598264 - about:home search does not work if cookies behavior is "ask me every time" or "reject"

Status: RESOLVED FIXED

(Firefox :: General, defect)

Description

[David (Yavatar)]

User-Agent:       Mozilla/5.0 (Windows NT 6.0; rv:2.0b7pre) Gecko/20100920 Firefox/4.0b7pre
Build Identifier: Mozilla/5.0 (Windows NT 6.0; rv:2.0b7pre) Gecko/20100920 Firefox/4.0b7pre

If you goto default home page ( about:home ), the page looks similar to a Firefox search page but hitting <ENTER> or clicking on 'Search' does nothing.

Either the page needs to be updated to allow Search or use the default Firefox (non-nightly) Search page. 

Alternatively use Minefield start page (http://www.mozilla.org/projects/minefield/) for default home page. This may actually be more appropriate for Minefield.

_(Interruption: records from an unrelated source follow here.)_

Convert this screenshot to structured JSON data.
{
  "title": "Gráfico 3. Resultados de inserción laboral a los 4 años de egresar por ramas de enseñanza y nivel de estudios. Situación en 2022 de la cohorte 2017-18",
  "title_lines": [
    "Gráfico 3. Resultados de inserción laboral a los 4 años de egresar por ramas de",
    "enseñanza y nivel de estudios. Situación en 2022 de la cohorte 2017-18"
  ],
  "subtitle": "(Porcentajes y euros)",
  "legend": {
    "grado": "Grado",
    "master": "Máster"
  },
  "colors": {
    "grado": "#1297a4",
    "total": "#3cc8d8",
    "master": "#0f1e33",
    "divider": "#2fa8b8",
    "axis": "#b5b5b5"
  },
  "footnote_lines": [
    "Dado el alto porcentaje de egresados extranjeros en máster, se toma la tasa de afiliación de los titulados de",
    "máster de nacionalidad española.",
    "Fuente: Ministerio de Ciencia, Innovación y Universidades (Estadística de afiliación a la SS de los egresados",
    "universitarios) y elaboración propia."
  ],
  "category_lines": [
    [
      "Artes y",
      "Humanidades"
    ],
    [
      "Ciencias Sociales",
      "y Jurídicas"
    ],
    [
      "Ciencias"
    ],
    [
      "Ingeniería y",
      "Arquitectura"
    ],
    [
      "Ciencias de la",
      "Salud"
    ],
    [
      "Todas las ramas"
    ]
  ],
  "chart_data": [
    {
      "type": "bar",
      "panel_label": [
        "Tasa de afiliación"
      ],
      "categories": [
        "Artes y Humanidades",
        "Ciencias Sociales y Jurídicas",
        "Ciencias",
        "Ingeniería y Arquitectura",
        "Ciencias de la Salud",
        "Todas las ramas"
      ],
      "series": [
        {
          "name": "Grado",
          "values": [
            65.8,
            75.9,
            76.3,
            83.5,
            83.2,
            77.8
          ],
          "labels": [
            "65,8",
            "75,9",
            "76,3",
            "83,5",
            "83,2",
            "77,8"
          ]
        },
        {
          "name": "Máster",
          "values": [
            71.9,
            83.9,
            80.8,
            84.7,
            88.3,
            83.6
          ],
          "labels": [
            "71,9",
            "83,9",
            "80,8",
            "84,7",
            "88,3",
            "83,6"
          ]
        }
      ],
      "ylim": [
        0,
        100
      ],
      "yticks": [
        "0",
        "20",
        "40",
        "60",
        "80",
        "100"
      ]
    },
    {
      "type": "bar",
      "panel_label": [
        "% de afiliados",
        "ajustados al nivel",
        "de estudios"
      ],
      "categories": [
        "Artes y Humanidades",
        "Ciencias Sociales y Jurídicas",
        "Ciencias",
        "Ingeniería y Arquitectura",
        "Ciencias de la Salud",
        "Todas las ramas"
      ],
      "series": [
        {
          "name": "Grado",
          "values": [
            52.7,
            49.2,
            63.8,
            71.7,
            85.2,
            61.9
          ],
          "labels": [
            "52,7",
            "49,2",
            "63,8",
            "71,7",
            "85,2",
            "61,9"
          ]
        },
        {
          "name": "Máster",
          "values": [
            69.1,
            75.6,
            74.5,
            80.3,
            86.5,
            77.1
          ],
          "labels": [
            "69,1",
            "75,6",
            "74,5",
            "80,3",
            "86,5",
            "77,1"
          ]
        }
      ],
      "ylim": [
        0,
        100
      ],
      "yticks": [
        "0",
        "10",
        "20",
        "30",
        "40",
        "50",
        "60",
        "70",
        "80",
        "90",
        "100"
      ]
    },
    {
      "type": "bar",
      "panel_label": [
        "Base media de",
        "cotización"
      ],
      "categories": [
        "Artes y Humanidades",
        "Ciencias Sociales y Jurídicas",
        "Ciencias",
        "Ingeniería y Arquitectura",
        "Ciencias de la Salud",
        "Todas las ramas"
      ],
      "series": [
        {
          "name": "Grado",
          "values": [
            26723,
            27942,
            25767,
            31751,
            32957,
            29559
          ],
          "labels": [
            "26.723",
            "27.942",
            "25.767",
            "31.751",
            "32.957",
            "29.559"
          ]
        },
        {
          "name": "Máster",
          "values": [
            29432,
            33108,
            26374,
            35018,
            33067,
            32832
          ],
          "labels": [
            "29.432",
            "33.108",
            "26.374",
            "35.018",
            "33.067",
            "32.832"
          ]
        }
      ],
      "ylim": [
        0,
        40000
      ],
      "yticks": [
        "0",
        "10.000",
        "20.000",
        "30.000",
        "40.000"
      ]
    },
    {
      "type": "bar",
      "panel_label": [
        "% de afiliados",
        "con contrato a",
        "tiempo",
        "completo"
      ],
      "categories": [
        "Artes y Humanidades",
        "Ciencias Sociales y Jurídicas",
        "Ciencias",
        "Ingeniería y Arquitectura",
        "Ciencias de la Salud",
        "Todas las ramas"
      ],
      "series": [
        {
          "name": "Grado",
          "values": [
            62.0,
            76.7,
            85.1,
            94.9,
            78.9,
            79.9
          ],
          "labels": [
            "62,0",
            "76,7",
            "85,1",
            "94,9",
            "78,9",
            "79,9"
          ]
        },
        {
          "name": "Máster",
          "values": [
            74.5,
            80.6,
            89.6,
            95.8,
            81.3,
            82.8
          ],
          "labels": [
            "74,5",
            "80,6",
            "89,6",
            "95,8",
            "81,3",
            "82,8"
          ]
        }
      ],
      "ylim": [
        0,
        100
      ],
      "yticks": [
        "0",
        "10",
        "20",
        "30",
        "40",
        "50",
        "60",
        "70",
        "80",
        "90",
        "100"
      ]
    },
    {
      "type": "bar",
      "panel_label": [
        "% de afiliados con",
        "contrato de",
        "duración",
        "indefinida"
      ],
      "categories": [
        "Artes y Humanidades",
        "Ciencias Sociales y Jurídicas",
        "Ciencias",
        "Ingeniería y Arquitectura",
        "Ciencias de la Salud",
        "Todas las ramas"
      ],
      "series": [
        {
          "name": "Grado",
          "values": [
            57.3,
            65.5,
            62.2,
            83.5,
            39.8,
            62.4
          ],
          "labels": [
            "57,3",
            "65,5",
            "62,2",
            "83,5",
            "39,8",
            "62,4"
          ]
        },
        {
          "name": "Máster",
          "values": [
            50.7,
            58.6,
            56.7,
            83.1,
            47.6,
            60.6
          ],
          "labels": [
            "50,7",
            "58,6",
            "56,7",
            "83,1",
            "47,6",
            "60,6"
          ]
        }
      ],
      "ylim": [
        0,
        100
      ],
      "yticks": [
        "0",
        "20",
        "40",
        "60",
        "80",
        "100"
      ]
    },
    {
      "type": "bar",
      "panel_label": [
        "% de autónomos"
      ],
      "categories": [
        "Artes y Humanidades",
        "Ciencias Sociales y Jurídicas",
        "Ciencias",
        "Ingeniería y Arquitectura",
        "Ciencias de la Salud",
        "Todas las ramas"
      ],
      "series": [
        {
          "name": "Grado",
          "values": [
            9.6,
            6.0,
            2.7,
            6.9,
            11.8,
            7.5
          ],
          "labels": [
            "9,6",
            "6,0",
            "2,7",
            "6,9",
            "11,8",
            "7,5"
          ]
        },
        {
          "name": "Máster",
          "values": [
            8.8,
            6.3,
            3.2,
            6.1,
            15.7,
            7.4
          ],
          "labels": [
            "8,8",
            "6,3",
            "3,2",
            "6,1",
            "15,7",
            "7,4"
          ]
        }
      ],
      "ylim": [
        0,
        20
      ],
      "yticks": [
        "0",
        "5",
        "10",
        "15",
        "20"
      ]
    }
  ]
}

I thought that either the Minefield start page or the Pre-release page was the default home page before because I do not recall seeing about:home (in general or as the default home page) previous to pre7.

Reproducible: Always

Steps to Reproduce:
1. Goto about:home
2. Type in anything in search box
3. Try to start a search

Comment 1

[John P Baker]

This WFM on a new profile; But if I set 'Ask me every time' option for Cookies I get:

Error: uncaught exception: [Exception... "Security error"  code: "1000" nsresult: "0x805303e8 (NS_ERROR_DOM_SECURITY_ERR)"  location: "chrome://browser/content/aboutHome.js Line: 100"]

100   gSearchEngine = JSON.parse(localStorage["search-engine"]);

and thus don't get any information about the search engine.

Comment 2

[Marco Bonardo [:mak]]

David, do you have that cookies setting enabled? did you do anything special before noticing the problem?

Comment 3

[Marco Bonardo [:mak]]

so I can confirm there are 2 things that can block us here, one is network.cookie.cookieBehavior set to "reject" or "ask me every time" the other one is setting dom.storage.enabled to false.

Comment 4

[Marco Bonardo [:mak]]

I fear this should block.

Comment 5

[David (Yavatar)]

It's at least something with the cookies(I clear Google from History each time to test):

Accept / ... / Until Expire - OK

Accept / ... / Session Expire - OK

Accept / ... / Ask Me Every - NO


Checked dom.storage.enabled too which is OK (TRUE)


I almost missed it, but the Google logo and search/advanced options don't pop up unless cookies are in place as well as the "Thanks for choosing Firefox! To get the most out of your browser, learn more about the latest features.". If you want screen shots, I can do it later.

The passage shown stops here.